Single-string instrument known as rababa
19th century
Object Name: Rababa
Period: 19th century
Date: 1800-1899
Provenance: Arabia
Dimensions: H:52 -W:850- D:215 MM
Medium: wood,leather
Registration Number: QNM.2011.693.1-.2
This musical instrument is called a rababah and is distinct for having a single string. With a bow made from wood, leather and metal, it is used to accompany a singer in the chord songs and in bedouin folk music. The rababah is considered part of the lute family (oud in Arabic). Plucked versions like the kabuli rababah (sometimes referred to as the robab or rubab) are plucked like the lute, but other versions are played with a bow.

The rababah is probably one of the oldest instruments found in the Arab world, dating as far back as the 8th century. It was through trading routes that the instrument was spread to the Middle East and North Africa. There are many variations with different shapes and sizes. The rababah was adopted as a key instrument in Arabic classical music, along with the oud (classic Arab lute) and the ney (end-blown flute).
The Qatar Peninsula is surrounded by sea except in the south where it connects with its neighbours from the Arabian Peninsula. For hundreds of years people have shared the land, resources and knowledge inherited from their environment. With no fixed lifestyle in terms of time and place, people moved easily and freely between land and sea for trade, livestock, pearl diving, fishing, and hunting at various times throughout the year. This symbiotic relationship between the people and their environment was represented in the unity of their societies, including the exchange of knowledge, stories and the trading of available goods.

A distinctive characteristic of life on the Qatar Peninsula has long been the close association between the coast and the desert – al barr. Some desert tribes spent several months of the year in coastal cities, setting up semi-permanent residences to participate in pearl diving or fishing. Similarly, coastal residents occasionally moved to al barr during the winter to graze their livestock. This exchange of natural resources and the influence of different environments has contributed to the creation of a unique community.

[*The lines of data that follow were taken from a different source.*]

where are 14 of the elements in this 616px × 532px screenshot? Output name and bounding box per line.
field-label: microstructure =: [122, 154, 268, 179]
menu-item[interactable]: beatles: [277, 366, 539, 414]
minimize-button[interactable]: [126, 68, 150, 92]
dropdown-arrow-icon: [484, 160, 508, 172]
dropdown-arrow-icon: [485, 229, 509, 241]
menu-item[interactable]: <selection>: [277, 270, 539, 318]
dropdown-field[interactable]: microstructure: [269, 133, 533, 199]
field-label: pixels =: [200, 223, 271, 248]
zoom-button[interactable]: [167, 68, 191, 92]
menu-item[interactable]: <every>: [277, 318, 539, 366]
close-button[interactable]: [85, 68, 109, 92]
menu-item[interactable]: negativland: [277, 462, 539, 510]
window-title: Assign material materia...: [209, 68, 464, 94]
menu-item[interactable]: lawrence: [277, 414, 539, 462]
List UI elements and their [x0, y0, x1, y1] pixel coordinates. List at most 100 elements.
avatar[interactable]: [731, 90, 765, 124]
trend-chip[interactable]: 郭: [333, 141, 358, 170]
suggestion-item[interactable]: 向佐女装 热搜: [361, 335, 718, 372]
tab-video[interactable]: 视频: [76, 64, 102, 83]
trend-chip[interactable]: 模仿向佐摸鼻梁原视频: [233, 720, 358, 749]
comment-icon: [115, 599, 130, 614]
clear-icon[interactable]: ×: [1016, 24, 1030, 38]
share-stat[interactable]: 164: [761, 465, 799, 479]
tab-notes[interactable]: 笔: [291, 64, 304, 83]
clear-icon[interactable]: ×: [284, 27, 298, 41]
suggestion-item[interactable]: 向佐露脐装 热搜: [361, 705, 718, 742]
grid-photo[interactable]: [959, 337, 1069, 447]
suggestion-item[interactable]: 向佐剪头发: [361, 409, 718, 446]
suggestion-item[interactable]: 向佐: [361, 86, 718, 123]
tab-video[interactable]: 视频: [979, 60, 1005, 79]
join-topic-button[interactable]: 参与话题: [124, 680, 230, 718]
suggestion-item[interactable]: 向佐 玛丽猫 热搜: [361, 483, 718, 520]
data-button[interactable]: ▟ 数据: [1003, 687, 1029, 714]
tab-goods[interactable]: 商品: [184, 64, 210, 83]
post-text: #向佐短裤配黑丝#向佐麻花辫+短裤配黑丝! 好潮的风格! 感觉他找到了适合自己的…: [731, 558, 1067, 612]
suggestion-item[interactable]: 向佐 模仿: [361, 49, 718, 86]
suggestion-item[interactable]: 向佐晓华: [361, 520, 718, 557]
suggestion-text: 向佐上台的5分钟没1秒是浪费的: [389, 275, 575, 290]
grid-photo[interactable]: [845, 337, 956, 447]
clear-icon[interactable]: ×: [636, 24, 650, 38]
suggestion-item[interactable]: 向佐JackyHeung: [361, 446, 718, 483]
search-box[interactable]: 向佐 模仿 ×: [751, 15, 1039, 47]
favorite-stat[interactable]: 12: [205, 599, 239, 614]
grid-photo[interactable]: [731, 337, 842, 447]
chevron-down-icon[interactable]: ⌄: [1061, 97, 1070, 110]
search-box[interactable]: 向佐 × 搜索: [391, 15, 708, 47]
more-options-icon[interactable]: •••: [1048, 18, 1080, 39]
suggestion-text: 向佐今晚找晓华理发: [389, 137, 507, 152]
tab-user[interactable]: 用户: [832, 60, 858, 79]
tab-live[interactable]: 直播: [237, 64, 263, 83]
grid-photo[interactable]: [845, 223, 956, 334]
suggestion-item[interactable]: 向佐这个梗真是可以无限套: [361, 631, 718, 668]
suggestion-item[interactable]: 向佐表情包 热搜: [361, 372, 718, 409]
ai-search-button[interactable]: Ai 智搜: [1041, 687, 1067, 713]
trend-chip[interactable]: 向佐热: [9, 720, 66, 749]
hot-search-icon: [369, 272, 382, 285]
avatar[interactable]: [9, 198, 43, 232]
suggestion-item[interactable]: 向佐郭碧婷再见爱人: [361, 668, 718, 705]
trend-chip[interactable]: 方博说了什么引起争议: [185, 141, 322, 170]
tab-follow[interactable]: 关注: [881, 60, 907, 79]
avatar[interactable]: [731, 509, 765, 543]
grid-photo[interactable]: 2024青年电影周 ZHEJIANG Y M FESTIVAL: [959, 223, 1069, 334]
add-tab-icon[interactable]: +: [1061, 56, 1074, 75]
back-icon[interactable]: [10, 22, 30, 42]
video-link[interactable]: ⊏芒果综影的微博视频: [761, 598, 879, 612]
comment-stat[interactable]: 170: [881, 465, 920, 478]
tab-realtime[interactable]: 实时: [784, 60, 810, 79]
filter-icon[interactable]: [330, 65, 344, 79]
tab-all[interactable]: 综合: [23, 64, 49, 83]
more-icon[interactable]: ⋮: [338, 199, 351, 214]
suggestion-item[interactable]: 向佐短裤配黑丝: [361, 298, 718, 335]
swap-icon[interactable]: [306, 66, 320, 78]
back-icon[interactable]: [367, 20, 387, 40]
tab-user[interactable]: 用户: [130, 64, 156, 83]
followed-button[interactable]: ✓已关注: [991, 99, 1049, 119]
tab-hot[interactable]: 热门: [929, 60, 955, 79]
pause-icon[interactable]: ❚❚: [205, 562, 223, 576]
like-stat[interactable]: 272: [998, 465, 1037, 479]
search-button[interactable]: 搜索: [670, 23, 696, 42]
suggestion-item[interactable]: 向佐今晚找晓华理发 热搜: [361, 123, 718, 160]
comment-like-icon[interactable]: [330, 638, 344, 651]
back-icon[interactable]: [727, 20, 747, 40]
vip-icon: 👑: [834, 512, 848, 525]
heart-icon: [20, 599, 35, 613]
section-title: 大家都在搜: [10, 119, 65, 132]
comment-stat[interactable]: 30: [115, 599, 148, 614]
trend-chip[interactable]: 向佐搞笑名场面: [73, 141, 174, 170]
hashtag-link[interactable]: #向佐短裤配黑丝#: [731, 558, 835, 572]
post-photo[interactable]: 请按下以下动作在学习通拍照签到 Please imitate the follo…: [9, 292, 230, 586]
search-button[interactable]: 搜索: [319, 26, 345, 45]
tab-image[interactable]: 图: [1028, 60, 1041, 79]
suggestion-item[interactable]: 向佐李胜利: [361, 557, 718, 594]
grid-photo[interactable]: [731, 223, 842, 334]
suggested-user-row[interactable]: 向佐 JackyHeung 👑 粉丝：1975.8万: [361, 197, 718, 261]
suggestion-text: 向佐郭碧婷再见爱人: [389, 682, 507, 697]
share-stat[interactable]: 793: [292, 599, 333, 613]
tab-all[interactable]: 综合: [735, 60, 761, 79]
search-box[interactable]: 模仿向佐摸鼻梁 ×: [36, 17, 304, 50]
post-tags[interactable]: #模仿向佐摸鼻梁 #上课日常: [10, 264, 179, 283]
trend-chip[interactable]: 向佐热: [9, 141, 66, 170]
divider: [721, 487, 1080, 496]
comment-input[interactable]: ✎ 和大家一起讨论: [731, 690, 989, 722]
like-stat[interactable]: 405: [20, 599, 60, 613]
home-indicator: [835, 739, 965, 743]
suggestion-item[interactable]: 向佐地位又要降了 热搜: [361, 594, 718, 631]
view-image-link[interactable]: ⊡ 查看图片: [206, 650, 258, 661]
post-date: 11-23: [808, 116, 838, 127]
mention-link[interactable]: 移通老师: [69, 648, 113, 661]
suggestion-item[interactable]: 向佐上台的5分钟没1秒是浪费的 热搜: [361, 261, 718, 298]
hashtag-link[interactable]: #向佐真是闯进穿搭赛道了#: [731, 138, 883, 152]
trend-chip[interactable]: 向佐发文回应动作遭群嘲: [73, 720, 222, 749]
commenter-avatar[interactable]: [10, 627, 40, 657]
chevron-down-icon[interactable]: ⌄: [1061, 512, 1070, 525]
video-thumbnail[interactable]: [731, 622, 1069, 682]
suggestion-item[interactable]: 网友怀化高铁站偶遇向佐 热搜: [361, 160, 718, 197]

The presence of British, French and Dutch trading companies in the Gulf from the early 1600s brought uncertainty to the region, with unstable alliances and intense competition over trade routes. As trade flourished, however, the strength of the Arab tribes increased. Many Arab tribes moved from the interior of the Arabian Peninsula to Qatar, and by the 18th and 19th centuries, most of the major towns of the Gulf were founded. Several towns flourished on the Qatari coast, including Huwailah, Khor Hassan, Fuwairat, Ruwaida, Freiha, Al Bidda and Doha. The most notable was Al Zubara which became a hub for the Gulf pearl trade.